= My Brain =

Poem by Annabel Laurance

"My Brain" is a c. 1964 poem written by Annabel Laurance, then a 10-year-old girl in Uganda.

After its 1966 quotation in The New York Times, "My Brain" has been quoted by musicians, poets, and psychoanalysts for over 50 years. These include composer Gershon Kingsley, band Perth County Conspiracy, Louis Dudek, and psychoanalyst Peter Levine.

== Background ==

"My Brain" was among 3,000 poems collected by Richard Lewis on a "world tour" of children poets of the English-speaking world. "My Brain" was first published in 1966's Miracles, a global anthology of 200 poems by children.

== Text ==
An excerpt from the 1970 First Moog Quartet song "Miracles" recites the poem as follows:

I have a little brain tucked safely in my head;
and another little brain, which is in the air instead.
This follows me and plays with me and talks to me in bed.
The other one confuses me - the one that's in my head.

== Legacy ==

=== 20th century ===
In 1967, it was included in Volume 20 of Manas. That year, it was also featured in the December 1967 Horn Book Magazine; this clipping was collected and digitized by the United States Department of Education.

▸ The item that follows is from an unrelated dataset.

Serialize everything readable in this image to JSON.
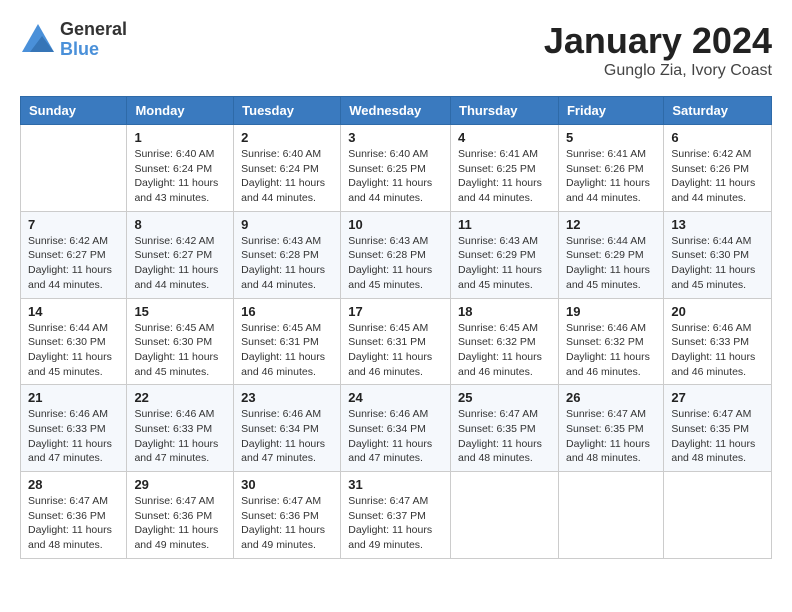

In 1970, the song was prominently featured in Gershon Kingsley's transcendental spiritual album, First Moog Quartet. It is featured in the song "Miracles" which likely contained other poetry from the Miracles book of poetry by children. Multiple singers perform the poem "My Brain" as a musical round.

The same year, the poem was read by an adult man in Perth County Conspiracy's 1970 song "Listen to the Kids" on their Do Not Exist album.

The poetry was reprinted in 1975 in Readings in Human Growth and Development.

Canadian poet Louis Dudek included the poem in his 1973 book All Kinds of Everything and his 1988 essay collection, In Defence of Art: Critical Essays & Reviews.

It was quoted by British physicist Stephen Blundell in his 1998 book Making the Invisible Visible.

In 1998, composer Ron Jeffers arranged the poetry for choir on sheet music, as part of Three Children's Songs.

=== 21st century ===
In 2020, American psychotherapist Peter Levine described the poem as "somatic experiencing".

The poem was recited in 2023 podcast Word Magic.